On Real v. Nominal: Check Your Index Numbers More Carefully
John Tamny must not have liked this post emailing me to say:
Believe me, I understand per capita and real. And don’t think for a second that I don’t see the obvious flaw in the household wealth argument: the dollar has fallen pretty substantially in the past year (though you don’t believe in measuring commodities in terms of gold so you’d probably have some argument here too), so the growth in wealth in the past year is at best only in nominal terms.
He understands the need to express wealth over time in real terms – so what’s his excuse for doing his discussion in nominal terms? Assuming he did not wish to flat out lie to his NRO readers, let’s see if we can understand this bit about commodity price indices, which he must get from Lawrence Kudlow:
If you prefer a commodity-price-rule approach to monetary policy, the following will beg your attention.

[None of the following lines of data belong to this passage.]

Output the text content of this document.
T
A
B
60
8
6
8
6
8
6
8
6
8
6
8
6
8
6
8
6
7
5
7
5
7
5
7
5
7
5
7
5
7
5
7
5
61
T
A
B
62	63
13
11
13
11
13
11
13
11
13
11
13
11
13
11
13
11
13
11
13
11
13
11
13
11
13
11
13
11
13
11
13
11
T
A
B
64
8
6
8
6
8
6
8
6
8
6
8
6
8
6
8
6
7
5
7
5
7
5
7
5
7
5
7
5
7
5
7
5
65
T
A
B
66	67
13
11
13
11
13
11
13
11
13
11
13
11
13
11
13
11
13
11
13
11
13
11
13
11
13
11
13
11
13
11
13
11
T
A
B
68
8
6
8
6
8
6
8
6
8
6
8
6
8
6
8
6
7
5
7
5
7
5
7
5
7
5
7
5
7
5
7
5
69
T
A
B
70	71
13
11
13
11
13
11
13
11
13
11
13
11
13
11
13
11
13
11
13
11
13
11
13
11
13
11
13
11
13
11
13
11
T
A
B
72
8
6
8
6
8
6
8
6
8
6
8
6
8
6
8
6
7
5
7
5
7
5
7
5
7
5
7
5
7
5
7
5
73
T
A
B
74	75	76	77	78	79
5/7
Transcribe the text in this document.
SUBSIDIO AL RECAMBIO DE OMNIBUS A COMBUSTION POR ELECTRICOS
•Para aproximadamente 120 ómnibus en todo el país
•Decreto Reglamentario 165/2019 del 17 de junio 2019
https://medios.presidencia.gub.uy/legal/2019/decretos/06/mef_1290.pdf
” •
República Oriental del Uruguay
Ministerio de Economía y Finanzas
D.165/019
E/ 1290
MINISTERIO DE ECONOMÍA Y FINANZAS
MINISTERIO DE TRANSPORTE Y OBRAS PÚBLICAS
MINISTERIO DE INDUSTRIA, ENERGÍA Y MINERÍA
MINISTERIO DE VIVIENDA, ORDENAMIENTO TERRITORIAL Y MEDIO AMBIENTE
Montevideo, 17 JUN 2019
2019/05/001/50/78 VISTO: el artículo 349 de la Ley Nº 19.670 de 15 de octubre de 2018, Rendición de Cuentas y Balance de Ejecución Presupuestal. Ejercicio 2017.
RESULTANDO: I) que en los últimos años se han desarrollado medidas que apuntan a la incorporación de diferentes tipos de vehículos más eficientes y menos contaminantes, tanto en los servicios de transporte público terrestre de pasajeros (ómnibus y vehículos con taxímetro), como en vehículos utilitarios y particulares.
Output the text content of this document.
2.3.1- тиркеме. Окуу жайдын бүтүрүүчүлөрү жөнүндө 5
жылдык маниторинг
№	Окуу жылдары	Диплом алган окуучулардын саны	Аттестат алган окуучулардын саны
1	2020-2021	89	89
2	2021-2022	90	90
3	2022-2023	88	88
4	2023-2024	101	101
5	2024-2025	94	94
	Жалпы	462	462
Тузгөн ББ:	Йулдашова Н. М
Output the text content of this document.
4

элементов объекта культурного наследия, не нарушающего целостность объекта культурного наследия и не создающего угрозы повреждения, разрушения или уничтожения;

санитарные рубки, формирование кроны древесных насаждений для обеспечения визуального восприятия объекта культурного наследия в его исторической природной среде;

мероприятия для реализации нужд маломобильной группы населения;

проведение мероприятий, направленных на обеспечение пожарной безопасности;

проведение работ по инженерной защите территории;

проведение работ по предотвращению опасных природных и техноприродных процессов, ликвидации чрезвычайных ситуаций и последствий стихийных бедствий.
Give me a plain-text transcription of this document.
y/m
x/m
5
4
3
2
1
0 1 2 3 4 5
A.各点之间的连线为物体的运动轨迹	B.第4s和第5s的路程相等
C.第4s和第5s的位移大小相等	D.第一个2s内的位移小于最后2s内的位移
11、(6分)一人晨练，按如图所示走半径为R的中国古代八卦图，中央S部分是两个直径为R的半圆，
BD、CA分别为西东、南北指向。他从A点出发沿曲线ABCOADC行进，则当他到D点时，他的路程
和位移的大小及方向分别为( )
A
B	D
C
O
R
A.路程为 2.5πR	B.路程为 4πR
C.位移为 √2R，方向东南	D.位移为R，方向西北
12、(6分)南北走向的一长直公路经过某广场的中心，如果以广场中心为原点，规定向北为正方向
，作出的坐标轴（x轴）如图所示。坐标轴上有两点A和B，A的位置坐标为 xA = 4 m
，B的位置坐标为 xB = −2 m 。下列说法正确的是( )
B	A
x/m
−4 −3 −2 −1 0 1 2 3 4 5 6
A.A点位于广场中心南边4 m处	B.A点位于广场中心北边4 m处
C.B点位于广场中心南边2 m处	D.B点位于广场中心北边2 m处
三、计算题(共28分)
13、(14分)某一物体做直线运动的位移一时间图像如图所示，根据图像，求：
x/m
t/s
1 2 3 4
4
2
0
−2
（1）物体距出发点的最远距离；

The Commodity Research Bureau’s spot commodity index (which excludes oil and gold) has been flat for about 19 months, stretching all the way back to early 2004. This commodity flattening follows the sharp commodity recovery of 2002-03, which itself followed a protracted period of commodity deflation that reached back to the 1997-2001 period.
Let’s say that I only consume only commodities (yes, bauxite tastes much better than a hamburger). This Commodity Research Bureau’s spot commodity index rose by 29.4% from December 1999 to June 2005, while the GDP deflator rose by only 13.4% over the period that Tamny and I focused upon. Does Tamny not know this? Does he not realize by his and Kudlow’s weird measure of the cost of living that real wealth would have declined even in absolute terms. Does anyone who attempts to write economic editorials at the National Review even bother to check their own data?